1 files changed, 73 insertions, 0 deletions

diff --git a/doc/userguide/rules/ja3-keywords.rst b/doc/userguide/rules/ja3-keywords.rst
new file mode 100644
index 0000000..c77b9f3
--- /dev/null
+++ b/doc/userguide/rules/ja3-keywords.rst
@@ -0,0 +1,73 @@
+JA3 Keywords
+============
+
+Suricata comes with a JA3 integration (https://github.com/salesforce/ja3).
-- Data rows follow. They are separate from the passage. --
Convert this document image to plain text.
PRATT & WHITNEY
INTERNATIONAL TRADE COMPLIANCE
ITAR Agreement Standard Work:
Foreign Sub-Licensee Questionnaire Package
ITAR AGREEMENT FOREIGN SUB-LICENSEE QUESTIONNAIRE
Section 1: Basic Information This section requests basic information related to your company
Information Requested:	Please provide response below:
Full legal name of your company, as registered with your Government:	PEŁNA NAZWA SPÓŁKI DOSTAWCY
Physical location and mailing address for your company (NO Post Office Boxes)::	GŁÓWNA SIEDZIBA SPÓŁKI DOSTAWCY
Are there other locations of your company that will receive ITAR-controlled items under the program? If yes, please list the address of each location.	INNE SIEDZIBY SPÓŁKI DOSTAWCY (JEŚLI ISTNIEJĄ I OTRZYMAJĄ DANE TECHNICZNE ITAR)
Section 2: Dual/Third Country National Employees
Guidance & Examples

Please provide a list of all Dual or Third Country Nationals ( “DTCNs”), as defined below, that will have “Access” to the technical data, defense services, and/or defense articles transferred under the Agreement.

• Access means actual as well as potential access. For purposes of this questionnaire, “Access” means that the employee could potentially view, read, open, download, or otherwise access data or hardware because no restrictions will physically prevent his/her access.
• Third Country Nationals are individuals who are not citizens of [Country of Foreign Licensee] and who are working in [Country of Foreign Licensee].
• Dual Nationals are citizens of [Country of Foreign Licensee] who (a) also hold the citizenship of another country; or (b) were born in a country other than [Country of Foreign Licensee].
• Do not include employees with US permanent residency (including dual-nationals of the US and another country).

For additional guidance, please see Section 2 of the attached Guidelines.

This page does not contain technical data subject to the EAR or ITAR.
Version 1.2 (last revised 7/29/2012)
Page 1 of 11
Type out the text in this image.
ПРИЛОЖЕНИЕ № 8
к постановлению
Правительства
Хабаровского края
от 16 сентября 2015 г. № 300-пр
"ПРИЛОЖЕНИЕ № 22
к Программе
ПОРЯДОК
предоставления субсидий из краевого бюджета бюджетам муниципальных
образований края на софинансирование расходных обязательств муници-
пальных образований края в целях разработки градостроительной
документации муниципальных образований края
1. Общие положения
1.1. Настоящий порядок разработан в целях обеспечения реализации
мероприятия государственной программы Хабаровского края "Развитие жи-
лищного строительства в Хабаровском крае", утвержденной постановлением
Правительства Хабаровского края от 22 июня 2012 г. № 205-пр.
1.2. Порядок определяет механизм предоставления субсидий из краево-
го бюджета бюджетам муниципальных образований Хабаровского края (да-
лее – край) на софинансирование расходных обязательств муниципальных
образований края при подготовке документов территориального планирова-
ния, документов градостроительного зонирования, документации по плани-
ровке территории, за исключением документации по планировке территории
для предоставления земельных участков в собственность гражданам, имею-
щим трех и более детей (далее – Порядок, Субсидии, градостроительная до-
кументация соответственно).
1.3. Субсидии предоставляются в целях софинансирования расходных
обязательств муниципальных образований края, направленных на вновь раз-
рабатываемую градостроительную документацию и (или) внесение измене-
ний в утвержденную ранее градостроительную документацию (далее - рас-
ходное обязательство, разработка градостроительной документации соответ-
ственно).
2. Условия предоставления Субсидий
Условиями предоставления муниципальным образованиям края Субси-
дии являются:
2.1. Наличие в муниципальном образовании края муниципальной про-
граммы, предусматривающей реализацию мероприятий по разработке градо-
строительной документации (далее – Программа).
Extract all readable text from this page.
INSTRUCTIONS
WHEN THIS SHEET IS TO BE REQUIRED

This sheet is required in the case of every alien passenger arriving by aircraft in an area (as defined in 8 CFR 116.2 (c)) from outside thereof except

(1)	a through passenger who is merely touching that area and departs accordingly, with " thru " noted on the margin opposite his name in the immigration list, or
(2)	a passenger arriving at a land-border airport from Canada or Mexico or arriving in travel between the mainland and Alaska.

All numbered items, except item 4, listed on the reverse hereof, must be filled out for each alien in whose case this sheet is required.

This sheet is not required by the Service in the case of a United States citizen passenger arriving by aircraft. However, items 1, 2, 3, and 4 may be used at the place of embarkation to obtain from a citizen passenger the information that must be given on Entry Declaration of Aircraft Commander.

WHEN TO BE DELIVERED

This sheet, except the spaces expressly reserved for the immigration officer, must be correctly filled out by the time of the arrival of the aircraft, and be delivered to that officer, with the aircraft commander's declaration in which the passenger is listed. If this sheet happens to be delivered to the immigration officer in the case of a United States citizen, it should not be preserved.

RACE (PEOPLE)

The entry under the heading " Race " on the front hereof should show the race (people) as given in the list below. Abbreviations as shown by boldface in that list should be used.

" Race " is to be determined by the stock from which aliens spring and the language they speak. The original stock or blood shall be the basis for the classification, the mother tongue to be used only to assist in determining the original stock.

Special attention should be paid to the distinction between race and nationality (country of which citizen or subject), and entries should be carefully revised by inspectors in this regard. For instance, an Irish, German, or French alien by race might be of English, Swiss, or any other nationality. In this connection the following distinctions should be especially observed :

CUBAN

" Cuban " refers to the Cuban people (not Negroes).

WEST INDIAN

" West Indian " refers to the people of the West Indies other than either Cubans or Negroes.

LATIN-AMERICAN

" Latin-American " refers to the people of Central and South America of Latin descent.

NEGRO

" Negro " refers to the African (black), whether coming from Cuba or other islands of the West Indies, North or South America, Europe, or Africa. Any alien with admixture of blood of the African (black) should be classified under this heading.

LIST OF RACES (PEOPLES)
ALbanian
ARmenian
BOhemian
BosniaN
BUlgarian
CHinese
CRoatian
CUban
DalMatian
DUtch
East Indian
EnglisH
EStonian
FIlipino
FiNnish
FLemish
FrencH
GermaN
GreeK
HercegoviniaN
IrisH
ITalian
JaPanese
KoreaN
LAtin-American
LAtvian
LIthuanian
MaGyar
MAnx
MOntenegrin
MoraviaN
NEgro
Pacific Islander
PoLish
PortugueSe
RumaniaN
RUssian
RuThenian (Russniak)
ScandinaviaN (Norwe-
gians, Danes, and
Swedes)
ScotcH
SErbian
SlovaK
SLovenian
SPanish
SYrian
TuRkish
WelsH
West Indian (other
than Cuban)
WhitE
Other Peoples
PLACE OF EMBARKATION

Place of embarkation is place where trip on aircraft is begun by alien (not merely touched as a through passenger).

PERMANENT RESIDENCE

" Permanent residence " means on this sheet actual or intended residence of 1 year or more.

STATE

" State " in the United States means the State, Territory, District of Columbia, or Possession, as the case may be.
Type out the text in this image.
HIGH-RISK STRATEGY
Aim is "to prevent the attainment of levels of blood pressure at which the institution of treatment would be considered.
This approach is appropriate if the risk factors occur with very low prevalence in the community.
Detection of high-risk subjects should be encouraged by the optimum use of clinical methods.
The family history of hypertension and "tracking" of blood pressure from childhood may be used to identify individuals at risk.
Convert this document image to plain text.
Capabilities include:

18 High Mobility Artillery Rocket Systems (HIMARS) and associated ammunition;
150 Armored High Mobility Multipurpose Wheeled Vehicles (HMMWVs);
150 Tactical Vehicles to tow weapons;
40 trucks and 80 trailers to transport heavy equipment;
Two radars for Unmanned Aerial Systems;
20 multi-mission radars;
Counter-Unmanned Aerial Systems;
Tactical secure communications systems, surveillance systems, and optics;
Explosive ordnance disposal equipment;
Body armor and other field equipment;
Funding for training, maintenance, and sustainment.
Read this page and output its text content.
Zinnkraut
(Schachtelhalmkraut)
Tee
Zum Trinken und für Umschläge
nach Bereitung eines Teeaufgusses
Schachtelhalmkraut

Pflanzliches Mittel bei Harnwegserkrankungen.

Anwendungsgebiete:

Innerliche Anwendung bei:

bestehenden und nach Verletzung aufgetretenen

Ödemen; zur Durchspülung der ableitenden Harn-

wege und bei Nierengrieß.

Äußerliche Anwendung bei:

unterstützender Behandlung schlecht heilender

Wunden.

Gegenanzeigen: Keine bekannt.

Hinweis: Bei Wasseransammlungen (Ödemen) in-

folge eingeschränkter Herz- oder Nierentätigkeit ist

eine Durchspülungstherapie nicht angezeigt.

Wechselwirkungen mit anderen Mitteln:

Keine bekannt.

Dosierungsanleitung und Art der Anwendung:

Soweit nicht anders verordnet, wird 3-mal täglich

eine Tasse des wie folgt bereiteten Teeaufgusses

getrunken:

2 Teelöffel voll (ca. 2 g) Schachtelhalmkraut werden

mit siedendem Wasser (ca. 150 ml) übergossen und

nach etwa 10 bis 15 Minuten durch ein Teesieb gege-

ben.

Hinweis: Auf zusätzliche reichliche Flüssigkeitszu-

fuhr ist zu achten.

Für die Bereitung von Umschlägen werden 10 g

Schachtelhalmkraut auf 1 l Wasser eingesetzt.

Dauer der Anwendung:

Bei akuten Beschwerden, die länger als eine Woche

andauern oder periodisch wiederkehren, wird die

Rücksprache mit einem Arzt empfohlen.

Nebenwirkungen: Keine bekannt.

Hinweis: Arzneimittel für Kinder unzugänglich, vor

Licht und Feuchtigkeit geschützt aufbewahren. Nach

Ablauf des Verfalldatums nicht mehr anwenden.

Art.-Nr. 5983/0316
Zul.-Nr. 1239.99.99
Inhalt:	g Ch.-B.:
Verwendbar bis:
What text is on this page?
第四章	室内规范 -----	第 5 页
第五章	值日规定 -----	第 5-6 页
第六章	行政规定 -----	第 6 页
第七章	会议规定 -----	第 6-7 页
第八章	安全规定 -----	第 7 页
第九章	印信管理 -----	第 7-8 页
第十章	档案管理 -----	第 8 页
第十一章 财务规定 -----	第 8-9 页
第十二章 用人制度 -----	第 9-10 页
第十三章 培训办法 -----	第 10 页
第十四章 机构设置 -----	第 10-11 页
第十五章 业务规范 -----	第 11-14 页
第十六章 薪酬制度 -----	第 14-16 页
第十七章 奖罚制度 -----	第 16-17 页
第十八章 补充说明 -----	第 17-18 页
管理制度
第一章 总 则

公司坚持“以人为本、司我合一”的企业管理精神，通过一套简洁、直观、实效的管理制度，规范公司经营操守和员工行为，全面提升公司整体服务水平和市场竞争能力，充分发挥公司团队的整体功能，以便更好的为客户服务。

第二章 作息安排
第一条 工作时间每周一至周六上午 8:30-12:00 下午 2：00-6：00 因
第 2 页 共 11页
JA3 is used to fingerprint TLS clients.
+
+JA3 must be enabled in the Suricata config file (set 'app-layer.protocols.tls.ja3-fingerprints' to 'yes').
+
+ja3.hash
+--------
+
+Match on JA3 hash (md5).
+
+Example::
+
+  alert tls any any -> any any (msg:"match JA3 hash"; \
+      ja3.hash; content:"e7eca2baf4458d095b7f45da28c16c34"; \
+      sid:100001;)
+
+``ja3.hash`` is a 'sticky buffer'.
+
+``ja3.hash`` can be used as ``fast_pattern``.
+
+``ja3.hash`` replaces the previous keyword name: ``ja3_hash``. You may continue
+to use the previous name, but it's recommended that rules be converted to use
+the new name.
+
+ja3.string
+----------
+
+Match on JA3 string.
+
+Example::
+
+  alert tls any any -> any any (msg:"match JA3 string"; \
+      ja3.string; content:"19-20-21-22"; \
+      sid:100002;)
+
+``ja3.string`` is a 'sticky buffer'.
+
+``ja3.string`` can be used as ``fast_pattern``.
+
+``ja3.string`` replaces the previous keyword name: ``ja3_string``. You may continue
+to use the previous name, but it's recommended that rules be converted to use
+the new name.
+
+ja3s.hash
+---------
+
+Match on JA3S hash (md5).
+
+Example::
+
+  alert tls any any -> any any (msg:"match JA3S hash"; \
+      ja3s.hash; content:"b26c652e0a402a24b5ca2a660e84f9d5"; \
+      sid:100003;)
+
+``ja3s.hash`` is a 'sticky buffer'.
+
+``ja3s.hash`` can be used as ``fast_pattern``.
+
+ja3s.string
+-----------
+
+Match on JA3S string.
+
+Example::
+
+  alert tls any any -> any any (msg:"match on JA3S string"; \
+      ja3s.string; content:"771,23-35"; sid:100004;)
+
+``ja3s.string`` is a 'sticky buffer'.
+
+``ja3s.string`` can be used as ``fast_pattern``.